Tuesday, May 24, 2016

1442 back together, testing now, plus rebuilding laptop

1442 CARD READER/PUNCH RESTORATION

I have installed one of the linkages and was working on the second one by lunchtime. I also located the place for most of the remaining parts in the bin, which are part of the punch eject roller and its belt drive. However, there are just a few mystery parts which worry me, particularly two of them. A circlip which suggests a roller somewhere that is not properly secured on its post, and a U shaped pin which might be from deep inside the punch unit.

Hand operating the punch unit, I see it drive all 12 punches through their dies and advance everything suitably, but until I have this under power I won't know if the interposers work to block punching each of the 12 rows.

It was quite challenging to handle each of the remaining tasks, given their nearly inaccessible locations, lack of enough room to use any of my tools and the challenge of stretching the rubber drive belts over the edges of the pulleys. I improvised with a tiny socket held with itty bitty vice-grips, and similar improvisations.

By mid afternoon, I had the linkage on, the punch eject roller parts assembled, belts in place and everything ready to button up for testing. I had dropped the circlip down into the machinery somewhere while trying to fit it somewhere it didn't belong. I also lost a lockwasher for the bolt that holds the punch eject pulley on.

Remaining mystery parts are a small nut, a medium size washer and the small U shaped thing. I hope I never discover where those parts go, since that would be discovered when some part of the machine malfunctioned.
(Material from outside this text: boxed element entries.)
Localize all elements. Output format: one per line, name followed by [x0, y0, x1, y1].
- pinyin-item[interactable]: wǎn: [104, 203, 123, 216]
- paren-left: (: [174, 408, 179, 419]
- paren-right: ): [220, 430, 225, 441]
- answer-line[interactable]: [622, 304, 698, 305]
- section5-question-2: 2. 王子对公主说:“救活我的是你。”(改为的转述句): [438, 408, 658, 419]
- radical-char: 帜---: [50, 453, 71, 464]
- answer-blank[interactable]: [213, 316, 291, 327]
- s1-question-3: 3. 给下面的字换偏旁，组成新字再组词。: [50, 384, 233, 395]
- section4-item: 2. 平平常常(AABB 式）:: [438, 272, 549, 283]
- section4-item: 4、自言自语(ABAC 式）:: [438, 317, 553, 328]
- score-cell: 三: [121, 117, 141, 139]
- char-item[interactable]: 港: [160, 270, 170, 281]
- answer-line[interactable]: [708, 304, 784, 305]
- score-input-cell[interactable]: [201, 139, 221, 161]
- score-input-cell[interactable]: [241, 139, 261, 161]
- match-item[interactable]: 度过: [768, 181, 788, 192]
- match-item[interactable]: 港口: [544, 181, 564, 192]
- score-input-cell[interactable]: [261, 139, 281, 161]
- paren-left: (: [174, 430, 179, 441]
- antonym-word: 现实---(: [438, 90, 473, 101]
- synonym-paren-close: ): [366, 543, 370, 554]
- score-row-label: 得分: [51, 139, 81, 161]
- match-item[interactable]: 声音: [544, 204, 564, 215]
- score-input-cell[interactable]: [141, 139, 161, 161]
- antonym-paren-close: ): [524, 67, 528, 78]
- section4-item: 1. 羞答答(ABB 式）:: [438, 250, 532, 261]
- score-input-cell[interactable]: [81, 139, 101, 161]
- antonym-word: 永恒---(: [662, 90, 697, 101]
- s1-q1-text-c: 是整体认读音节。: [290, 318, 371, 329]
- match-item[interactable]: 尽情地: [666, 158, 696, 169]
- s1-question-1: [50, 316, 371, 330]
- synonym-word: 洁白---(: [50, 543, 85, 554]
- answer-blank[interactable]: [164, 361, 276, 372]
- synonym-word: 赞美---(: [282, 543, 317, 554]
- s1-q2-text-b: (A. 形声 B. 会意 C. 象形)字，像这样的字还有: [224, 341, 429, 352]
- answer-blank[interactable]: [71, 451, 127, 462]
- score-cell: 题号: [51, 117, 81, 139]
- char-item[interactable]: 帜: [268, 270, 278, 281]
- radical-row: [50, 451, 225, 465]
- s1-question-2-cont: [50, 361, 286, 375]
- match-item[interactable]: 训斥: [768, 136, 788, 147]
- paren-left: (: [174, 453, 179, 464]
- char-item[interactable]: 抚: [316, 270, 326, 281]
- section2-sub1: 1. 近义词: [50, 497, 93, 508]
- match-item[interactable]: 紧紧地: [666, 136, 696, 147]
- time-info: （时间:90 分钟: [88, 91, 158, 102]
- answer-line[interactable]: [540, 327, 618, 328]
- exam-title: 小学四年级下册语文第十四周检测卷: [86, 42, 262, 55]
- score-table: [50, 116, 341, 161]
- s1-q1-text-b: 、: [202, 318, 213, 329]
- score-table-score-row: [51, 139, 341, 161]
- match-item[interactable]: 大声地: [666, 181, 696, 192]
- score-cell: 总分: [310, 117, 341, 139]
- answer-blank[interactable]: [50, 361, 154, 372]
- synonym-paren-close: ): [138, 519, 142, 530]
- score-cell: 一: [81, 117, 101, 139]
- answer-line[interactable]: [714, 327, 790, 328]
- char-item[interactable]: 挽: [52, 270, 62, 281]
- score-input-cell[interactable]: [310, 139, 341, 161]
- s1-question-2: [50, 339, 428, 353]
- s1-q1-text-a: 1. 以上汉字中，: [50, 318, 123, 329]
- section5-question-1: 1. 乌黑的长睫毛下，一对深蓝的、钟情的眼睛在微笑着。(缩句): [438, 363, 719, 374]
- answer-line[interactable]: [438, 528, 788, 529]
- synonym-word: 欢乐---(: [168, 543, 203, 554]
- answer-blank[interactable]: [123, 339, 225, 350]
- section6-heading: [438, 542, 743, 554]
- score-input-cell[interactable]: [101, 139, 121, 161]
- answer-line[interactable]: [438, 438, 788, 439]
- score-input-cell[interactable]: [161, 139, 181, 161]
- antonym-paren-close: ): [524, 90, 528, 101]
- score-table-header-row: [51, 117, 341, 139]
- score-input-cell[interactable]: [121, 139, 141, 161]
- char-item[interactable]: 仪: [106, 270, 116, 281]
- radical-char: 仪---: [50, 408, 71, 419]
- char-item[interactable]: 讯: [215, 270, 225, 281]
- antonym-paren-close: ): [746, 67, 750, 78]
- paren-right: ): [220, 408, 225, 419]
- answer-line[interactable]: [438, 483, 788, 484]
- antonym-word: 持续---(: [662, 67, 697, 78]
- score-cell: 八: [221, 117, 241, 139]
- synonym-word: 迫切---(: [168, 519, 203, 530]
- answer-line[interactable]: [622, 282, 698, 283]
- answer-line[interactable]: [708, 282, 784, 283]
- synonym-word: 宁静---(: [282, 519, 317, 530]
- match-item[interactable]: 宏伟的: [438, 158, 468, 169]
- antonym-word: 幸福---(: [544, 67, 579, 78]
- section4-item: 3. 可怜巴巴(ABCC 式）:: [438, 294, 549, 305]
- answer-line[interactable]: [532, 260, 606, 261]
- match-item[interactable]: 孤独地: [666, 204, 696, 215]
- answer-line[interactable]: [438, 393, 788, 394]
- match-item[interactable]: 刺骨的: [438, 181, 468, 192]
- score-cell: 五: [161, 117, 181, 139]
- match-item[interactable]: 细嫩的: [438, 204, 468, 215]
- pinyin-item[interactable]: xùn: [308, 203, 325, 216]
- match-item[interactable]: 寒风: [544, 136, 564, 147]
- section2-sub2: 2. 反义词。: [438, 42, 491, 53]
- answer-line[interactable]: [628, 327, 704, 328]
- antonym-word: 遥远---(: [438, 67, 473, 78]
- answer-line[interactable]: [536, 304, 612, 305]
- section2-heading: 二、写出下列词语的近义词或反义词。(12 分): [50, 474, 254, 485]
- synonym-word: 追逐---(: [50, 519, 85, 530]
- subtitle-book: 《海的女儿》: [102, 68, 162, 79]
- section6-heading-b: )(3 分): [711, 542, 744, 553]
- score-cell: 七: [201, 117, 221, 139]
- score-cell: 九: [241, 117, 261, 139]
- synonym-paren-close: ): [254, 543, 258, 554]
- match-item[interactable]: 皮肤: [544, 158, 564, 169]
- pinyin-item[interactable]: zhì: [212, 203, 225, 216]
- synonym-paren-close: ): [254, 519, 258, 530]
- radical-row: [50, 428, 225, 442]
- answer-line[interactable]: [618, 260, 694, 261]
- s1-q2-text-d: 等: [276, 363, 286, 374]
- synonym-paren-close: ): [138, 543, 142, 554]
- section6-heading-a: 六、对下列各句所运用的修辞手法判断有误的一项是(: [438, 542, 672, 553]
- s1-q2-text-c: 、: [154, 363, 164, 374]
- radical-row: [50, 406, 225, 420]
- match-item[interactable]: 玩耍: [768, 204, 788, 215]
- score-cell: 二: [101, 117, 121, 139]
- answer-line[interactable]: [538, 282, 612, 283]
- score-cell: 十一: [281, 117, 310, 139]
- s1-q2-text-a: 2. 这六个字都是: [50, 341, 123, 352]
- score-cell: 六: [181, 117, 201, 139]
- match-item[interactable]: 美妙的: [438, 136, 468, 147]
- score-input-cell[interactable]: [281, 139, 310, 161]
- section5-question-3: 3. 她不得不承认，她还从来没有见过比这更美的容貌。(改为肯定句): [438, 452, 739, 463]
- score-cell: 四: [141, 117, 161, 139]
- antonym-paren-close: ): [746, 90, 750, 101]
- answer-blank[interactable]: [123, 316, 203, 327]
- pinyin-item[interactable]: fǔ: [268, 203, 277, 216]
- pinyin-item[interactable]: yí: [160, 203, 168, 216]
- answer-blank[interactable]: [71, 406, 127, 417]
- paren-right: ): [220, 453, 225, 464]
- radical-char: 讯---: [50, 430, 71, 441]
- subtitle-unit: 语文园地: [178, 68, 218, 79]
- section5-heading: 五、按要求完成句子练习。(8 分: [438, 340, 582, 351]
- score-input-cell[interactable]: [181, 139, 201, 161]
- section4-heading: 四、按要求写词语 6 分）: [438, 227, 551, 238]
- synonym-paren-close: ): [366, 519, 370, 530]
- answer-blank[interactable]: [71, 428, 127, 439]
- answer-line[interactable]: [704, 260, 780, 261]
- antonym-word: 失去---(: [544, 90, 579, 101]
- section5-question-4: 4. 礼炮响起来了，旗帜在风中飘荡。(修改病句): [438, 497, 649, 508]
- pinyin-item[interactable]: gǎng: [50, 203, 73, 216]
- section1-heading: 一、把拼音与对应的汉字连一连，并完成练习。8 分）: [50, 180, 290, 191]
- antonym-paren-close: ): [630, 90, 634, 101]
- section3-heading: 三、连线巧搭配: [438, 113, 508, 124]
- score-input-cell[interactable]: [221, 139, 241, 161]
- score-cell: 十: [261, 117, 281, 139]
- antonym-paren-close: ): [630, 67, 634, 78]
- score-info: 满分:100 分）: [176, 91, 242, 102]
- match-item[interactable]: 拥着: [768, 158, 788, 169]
I fired up the system, loaded cards (push Start button to get one card to feed into the pre-read station), and did Non-Process Runout (NPRO) to clear cards. Cards that exit the punch station still get stuck in the cornering station, where cards stop after exiting the punch and them are picked up by the stackers which begins moving the card at right angles to the original travel direction.

More seriously, while doing an NPRO, the punch unit laced the card in rows 4, 5, 6, 7 and 8 although this was a real punch operation. When punching, the card sits in the punch station and is moved column by column through the operation of the incremental drive, timed between each punch cycle. In this case, while the punches were pushing down the card was trying to fly through the punch station, using the punch eject roller and not the incremental drive.
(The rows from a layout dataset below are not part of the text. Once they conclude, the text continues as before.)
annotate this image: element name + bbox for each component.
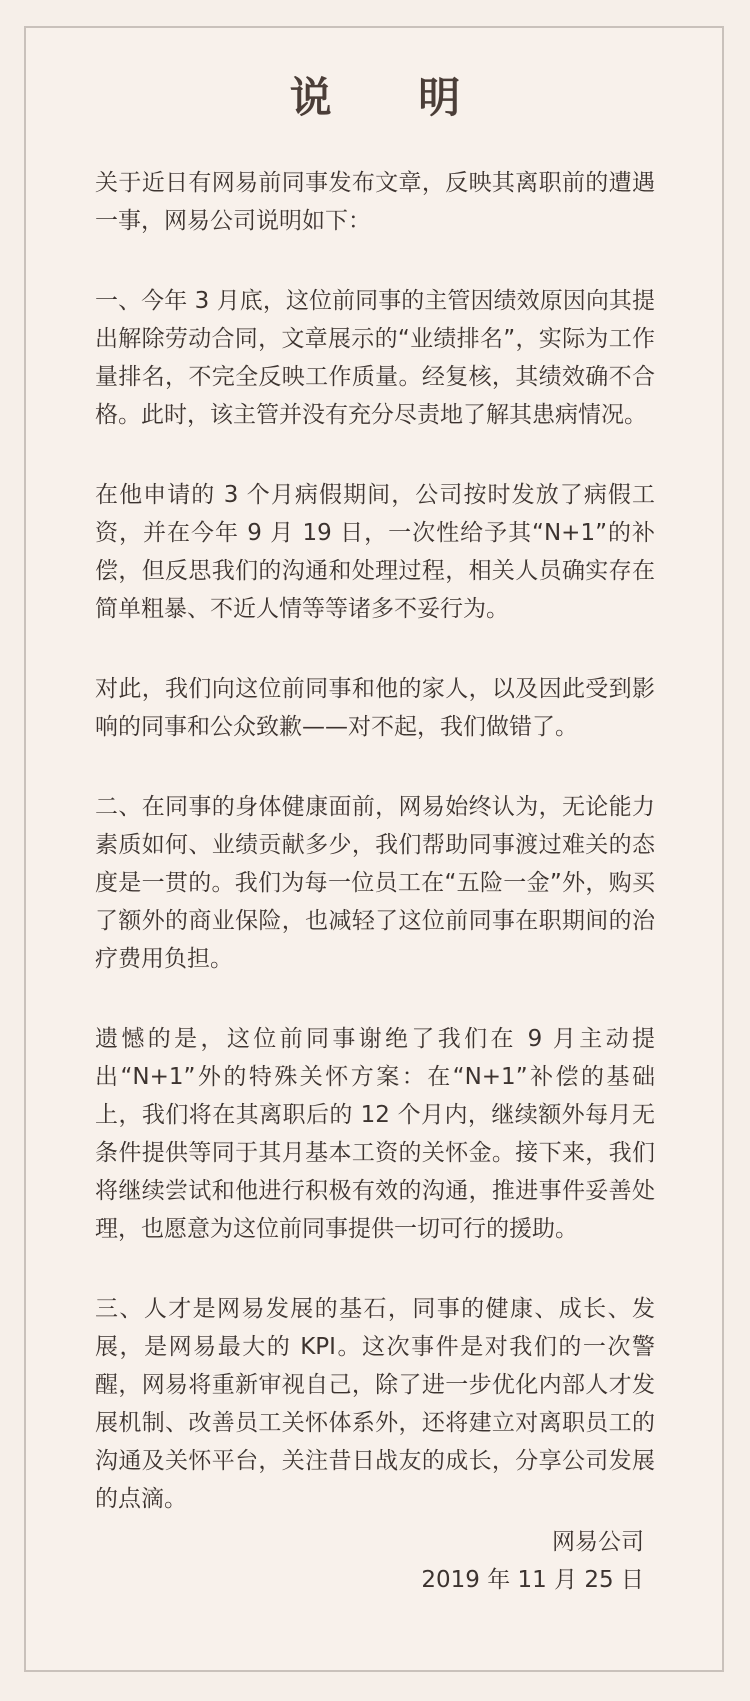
apology-paragraph: 对此，我们向这位前同事和他的家人，以及因此受到影响的同事和公众致歉——对不起，我们做错了。 xyxy=(95,676,655,740)
section-one-paragraph: 一、今年 3 月底，这位前同事的主管因绩效原因向其提出解除劳动合同，文章展示的“业绩排名”，实际为工作量排名，不完全反映工作质量。经复核，其绩效确不合格。此时，该主管并没有充分尽责地了解其患病情况。 xyxy=(95,288,655,428)
document-title: 说 明 xyxy=(289,73,497,122)
section-two-paragraph: 二、在同事的身体健康面前，网易始终认为，无论能力素质如何、业绩贡献多少，我们帮助同事渡过难关的态度是一贯的。我们为每一位员工在“五险一金”外，购买了额外的商业保险，也减轻了这位前同事在职期间的治疗费用负担。 xyxy=(95,794,655,972)
care-plan-paragraph: 遗憾的是，这位前同事谢绝了我们在 9 月主动提出“N+1”外的特殊关怀方案：在“N+1”补偿的基础上，我们将在其离职后的 12 个月内，继续额外每月无条件提供等同于其月基本工资的关怀金。接下来，我们将继续尝试和他进行积极有效的沟通，推进事件妥善处理，也愿意为这位前同事提供一切可行的援助。 xyxy=(95,1026,655,1242)
document-body xyxy=(95,164,655,1560)
signature-date: 2019 年 11 月 25 日 xyxy=(421,1567,644,1593)
section-three-paragraph: 三、人才是网易发展的基石，同事的健康、成长、发展，是网易最大的 KPI。这次事件是对我们的一次警醒，网易将重新审视自己，除了进一步优化内部人才发展机制、改善员工关怀体系外，还将建立对离职员工的沟通及关怀平台，关注昔日战友的成长，分享公司发展的点滴。 xyxy=(95,1296,655,1512)
sick-leave-paragraph: 在他申请的 3 个月病假期间，公司按时发放了病假工资，并在今年 9 月 19 日，一次性给予其“N+1”的补偿，但反思我们的沟通和处理过程，相关人员确实存在简单粗暴、不近人情等等诸多不妥行为。 xyxy=(95,482,655,622)
intro-paragraph: 关于近日有网易前同事发布文章，反映其离职前的遭遇一事，网易公司说明如下： xyxy=(95,170,655,234)
signature-block xyxy=(421,1523,644,1599)
company-signature: 网易公司 xyxy=(552,1529,644,1555)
This might be an interaction between my virtual 1442 logic sitting in the fpga and the IBM supplied adapter logic in the 1130. I removed the jumper that disables the IBM adapter from reacting to XIO instructions, which was in place while I tested the virtual 1442 functions. Now, both FPGA and 1130 logic are active which might introduce problems. Still, punching randomly while cards are cleared with an NPRO is not good.

RECOVERY OF CRASHED LAPTOP

My first two actions on the new laptop image were applying all the windows updates and setting up a Crashplan subscription to make sure I never again lose all my work. I am waiting to see if the recovery lab can retrieve my data, but my drive arrived in the afternoon Friday of a three day weekend (Victoria day in Canada) so that my drive was just opened and logged today.  I am hopeful but not wildly optimistic; I should know in a week or two.

Next up I started installing software I use, such as the Python environment and the wxPython GUI code. The longest was the download and install of the Xilinx Vivado toolchain for the fpgas, requiring downloads of more than 3GB of data.